I saw on the One Show, a UK TV ‘Magazine Program on BBC 1 Weekdays at 19:00, an article about Edith Cavell.
I wrote about Edith Cavell on my personal FB page last year as Armistice Day approached. And it touched me that I was watching this program with my own Mother and she seemed not to know the story.
Edith Cavell was executed on charges of Spying by the German Army during WWI. More famous in the UK is the fact that people suffering from Post Traumatic Stress were executed, of course it was called ‘Cowardice’ in those days.
Here are two examples of the people that were executed. Edith Cavell and Herbert Burden.
British Nurse Edith Cavell who was executed by the Germans for aiding Allied soldiers to escape. As a nurse Edith Cavell treated all injured alike. As a Nurse it was her duty to save lives.
Edith Cavell was ‘guilty’ of aiding escaping soldiers. It is fair to say that the Germans could have justified imprisonment for the duration of the war.
She died alongside Philippe Baucq, an architect from Brussels, on October 12, 1915, shortly after 06:00. They were buried where they died.
Others accused, and indeed involved in the safe escape of around 200 soldiers, included the Prince and Princess De Croy, Belgian Arristocrats, Louise Thuliez, a teacher from Lille, Louis Severin, an apothecary, and Countess Jeanne de Belleville. Though some were sentenced to death their executions were scheduled after that of Edith Cavell and following the international outrage their convictions were commuted to imprisonment, they all survived the war.
Edith Cavell was re-interred in the East side of Norwich Cathedral. Her sacrifice is commemorated each year on 12th October.Philippe Baucq was re-interred in the royal vault at the church of Notre-Dame de Laeken.
The Belgian who entrapped the network by pretending to be an escaping soldier, Gaston Quien, was tried for Treason after the war. He was convicted and given the death penalty but this was commuted to 20 years penal servitude, though he maintained he was innocent.

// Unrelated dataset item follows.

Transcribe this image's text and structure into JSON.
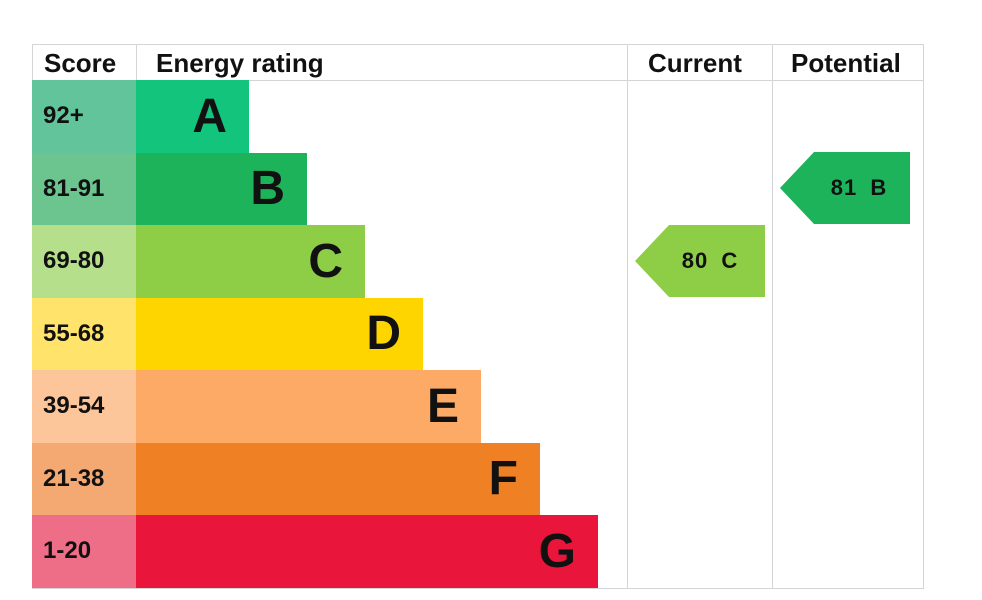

The memorial dedicated to those executed, who received pardons in 2006, is in the likeness of Private Herbert Burden.
Herbert had lied that he was two years older so he could join the Northumberland Fusiliers and was executed on 21 July 1915 aged 17, still too young to legally be recruited. He was, it is understood, the 41st soldier of an estimated 306 to be executed for cowardice.
Herbert left his post to meet with a friend, Herbert had heard that his friend’s brother had been killed. However Herbert’s unit had also recently received orders to move to the front. Despite popular opinion the men in the trenches were rotated regularly.
Over 3000 men were tried for cowardice and though usually condemned to death only one in ten sentences were carried out. It seems from evidence that there were two reasons for this. One was to make examples of men just before a ‘push’. The other was that a higher amount of executions would cause an issue with public opinion. It is believed that there were a further 37 men executed for murder, a sentence equal to that at the time in normal civilian life during peace.
In 1993 the then Prime Minister of the UK refused calls to issue a pardon for these men. Most other countries had already issued such pardons.
The pardon was not fully in place until 2007, when the relevant Act of Government was in place.The term ‘pardon’ however is rather inaccurate as the wording of the Armed Forces Act 2006, under which the soldiers to be pardoned posthumously, states in section 359(4) that the pardon “does not affect any conviction or sentence.” This really leaves a question of whether it really is a pardon after all.
The execution of people helping save lives or for suffering from a mental health issue is something most people today cannot accept. Sadly however this is what took place.